The Waltham-Lowell system was a labor and production model employed in the United States, particularly in New England, during the early years of the American textile industry in the early 19th century.
Made possible by inventions such as the spinning jenny, spinning mule, and water frame around the time of the American Revolution, the textile industry was among the earliest mechanized industries, and models of production and labor sources were first explored here.
The system used domestic labor, often referred to as mill girls, who came to the new textile centers from rural towns to earn more money than they could at home, and to live a cultured life in "the city". Their life was very regimented - they lived in company boardinghouses and were held to strict hours and a moral code.
As competition grew in the domestic textile industry and wages fell, strikes began to occur, and with the introduction of cheaper imported foreign workers by mid-century, the system proved unprofitable and collapsed.
The precursor to the Waltham-Lowell system was seen in Rhode Island, where British immigrant Samuel Slater set up his first spinning mills in the 1790s.

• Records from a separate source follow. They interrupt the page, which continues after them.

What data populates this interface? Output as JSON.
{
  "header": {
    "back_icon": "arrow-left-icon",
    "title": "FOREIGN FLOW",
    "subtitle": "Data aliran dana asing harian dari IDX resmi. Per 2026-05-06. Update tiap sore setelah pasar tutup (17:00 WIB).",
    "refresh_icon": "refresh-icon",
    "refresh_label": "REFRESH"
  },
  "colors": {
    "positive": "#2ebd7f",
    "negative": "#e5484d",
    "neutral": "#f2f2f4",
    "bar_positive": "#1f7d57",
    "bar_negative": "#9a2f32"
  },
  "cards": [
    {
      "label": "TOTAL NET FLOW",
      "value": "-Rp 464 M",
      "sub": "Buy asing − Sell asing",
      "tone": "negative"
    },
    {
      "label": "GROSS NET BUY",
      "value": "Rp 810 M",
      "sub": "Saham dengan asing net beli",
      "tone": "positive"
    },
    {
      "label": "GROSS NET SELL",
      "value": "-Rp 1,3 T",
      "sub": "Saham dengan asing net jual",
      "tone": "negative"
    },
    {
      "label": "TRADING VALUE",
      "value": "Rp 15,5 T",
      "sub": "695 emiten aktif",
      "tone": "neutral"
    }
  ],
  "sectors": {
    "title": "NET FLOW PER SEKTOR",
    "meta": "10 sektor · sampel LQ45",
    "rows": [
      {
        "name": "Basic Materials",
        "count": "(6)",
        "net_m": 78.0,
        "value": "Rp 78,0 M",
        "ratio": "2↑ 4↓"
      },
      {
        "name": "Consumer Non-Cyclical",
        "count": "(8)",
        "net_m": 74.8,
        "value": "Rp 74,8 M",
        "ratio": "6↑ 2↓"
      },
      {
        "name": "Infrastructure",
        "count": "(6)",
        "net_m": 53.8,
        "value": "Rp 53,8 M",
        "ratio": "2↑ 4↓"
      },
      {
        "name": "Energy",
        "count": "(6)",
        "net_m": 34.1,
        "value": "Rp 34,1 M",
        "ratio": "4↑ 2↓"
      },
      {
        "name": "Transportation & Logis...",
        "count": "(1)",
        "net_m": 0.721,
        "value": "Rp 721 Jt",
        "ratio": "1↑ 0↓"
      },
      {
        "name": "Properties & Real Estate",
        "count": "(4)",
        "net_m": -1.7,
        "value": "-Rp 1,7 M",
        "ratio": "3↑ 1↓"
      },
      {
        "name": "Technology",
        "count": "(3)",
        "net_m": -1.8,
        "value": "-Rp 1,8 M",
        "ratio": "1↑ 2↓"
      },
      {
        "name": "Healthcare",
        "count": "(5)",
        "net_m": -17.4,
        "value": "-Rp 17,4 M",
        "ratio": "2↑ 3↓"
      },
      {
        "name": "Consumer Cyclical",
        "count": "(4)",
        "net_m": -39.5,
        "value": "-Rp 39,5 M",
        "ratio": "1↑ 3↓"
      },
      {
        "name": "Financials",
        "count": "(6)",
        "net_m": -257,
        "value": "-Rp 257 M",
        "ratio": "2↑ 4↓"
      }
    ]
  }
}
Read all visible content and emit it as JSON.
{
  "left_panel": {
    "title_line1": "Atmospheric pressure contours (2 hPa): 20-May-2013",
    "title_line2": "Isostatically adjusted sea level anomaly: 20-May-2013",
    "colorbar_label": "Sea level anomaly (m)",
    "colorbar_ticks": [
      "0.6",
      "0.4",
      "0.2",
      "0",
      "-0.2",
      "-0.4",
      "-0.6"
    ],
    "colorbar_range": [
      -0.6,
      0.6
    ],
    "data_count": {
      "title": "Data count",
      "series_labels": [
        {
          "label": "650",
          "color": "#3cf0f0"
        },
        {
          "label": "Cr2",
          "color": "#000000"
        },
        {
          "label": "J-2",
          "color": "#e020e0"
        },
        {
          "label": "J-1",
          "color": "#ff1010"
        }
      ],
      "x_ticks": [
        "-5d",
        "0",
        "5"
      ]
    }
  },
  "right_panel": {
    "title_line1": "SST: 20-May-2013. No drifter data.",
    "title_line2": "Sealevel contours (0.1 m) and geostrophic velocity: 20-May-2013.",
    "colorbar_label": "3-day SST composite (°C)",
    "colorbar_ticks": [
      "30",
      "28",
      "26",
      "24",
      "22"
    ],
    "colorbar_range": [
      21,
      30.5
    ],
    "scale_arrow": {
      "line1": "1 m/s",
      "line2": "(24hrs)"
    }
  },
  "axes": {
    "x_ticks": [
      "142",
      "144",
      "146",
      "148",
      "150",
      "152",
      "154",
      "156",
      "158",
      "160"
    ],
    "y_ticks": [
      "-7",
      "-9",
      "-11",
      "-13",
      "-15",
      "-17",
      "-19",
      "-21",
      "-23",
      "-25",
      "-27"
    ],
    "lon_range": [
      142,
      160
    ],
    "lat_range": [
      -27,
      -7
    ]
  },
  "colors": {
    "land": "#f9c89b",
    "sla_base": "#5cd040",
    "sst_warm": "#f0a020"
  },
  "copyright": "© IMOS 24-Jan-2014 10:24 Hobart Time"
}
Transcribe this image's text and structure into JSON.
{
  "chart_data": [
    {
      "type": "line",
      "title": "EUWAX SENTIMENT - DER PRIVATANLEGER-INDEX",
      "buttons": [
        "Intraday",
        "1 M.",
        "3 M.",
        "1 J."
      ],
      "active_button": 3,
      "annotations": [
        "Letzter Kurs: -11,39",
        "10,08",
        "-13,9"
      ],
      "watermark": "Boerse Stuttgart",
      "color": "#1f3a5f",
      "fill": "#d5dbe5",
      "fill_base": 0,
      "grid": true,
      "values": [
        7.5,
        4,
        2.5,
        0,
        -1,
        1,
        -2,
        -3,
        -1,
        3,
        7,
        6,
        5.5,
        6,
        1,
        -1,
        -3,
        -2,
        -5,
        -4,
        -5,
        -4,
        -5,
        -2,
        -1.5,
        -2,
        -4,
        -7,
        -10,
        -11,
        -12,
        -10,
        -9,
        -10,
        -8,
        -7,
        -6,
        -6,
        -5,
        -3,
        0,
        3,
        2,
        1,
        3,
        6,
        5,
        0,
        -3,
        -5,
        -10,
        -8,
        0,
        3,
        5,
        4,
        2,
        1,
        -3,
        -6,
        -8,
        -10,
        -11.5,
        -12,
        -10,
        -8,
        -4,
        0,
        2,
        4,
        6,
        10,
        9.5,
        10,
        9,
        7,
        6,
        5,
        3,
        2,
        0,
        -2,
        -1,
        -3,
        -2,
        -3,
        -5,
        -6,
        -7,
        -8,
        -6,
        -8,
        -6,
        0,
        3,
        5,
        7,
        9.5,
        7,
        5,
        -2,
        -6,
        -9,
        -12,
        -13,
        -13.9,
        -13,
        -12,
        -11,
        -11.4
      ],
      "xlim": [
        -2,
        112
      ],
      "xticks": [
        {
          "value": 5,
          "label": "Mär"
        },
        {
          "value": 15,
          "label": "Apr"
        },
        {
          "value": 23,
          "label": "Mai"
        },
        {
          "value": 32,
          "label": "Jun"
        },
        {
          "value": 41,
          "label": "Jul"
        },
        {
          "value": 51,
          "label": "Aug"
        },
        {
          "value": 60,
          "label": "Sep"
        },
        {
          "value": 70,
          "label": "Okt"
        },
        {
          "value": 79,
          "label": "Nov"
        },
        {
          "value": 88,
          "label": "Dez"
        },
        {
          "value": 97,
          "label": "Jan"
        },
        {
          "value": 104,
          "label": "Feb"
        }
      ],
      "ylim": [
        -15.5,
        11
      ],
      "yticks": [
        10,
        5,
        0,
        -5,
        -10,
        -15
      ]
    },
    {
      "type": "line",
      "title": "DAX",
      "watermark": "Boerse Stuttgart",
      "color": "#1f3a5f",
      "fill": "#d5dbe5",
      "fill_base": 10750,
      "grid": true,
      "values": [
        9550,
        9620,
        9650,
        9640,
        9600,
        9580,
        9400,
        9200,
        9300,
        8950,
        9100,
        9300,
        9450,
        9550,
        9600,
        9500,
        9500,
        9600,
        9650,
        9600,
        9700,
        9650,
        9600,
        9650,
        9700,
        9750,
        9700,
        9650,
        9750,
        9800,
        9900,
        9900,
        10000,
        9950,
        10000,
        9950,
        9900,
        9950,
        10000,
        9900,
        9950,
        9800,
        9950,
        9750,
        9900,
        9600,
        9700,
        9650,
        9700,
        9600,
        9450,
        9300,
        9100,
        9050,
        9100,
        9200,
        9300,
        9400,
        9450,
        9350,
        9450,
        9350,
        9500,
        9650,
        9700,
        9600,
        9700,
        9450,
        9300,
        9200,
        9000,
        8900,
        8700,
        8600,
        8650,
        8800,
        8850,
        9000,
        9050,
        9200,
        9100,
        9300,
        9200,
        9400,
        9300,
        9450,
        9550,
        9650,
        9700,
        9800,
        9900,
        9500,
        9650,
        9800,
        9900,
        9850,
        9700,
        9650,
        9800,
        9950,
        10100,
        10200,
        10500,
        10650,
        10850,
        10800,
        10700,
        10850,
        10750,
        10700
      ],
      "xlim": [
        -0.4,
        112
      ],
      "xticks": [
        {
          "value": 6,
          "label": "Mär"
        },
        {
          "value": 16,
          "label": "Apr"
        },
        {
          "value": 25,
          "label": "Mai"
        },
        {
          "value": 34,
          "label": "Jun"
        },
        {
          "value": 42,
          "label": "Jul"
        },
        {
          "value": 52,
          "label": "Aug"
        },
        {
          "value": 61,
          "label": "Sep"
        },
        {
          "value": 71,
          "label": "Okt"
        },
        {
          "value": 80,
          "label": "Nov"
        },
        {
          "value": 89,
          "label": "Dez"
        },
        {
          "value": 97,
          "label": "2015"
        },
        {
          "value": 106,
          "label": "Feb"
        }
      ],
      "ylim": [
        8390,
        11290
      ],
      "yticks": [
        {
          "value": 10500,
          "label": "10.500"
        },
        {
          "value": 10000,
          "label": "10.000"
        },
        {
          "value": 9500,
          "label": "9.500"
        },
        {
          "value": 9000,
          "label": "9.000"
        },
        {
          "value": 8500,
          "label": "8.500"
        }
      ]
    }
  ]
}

Slater drew on his British village experience to create a factory system called the "Rhode Island System," based on the customary patterns of family life in New England villages. Children aged 7 to 12 were the first employees of the mill; Slater personally supervised them closely. The first child workers were hired in 1790. It is highly unlikely that Slater resorted to physical punishment, relying on a system of fines. Slater first tried to staff his mill with women and children from afar, but that fell through due to the close-knit framework of the New England family. He then brought in whole families, creating entire towns. He provided company-owned housing nearby, along with company stores; he sponsored a Sunday School where college students taught the children reading and writing.
The Waltham-Lowell system pioneered the use of a vertically integrated system. Here there was complete control over all aspects of production. Spinning, weaving, dying, and cutting were now completed in a single plant. This large amount of control made it so that no other company could interfere with production. The Waltham mill also pioneered the process of mass production. This greatly increased the scale of manufacturing. Water powered line shafts and belts now connected hundreds of power lines. The increase in manufacturing occurred so rapidly that there was no localized labor supply in the early 19th century that could have sufficed. Lowell solved this problem by hiring young women.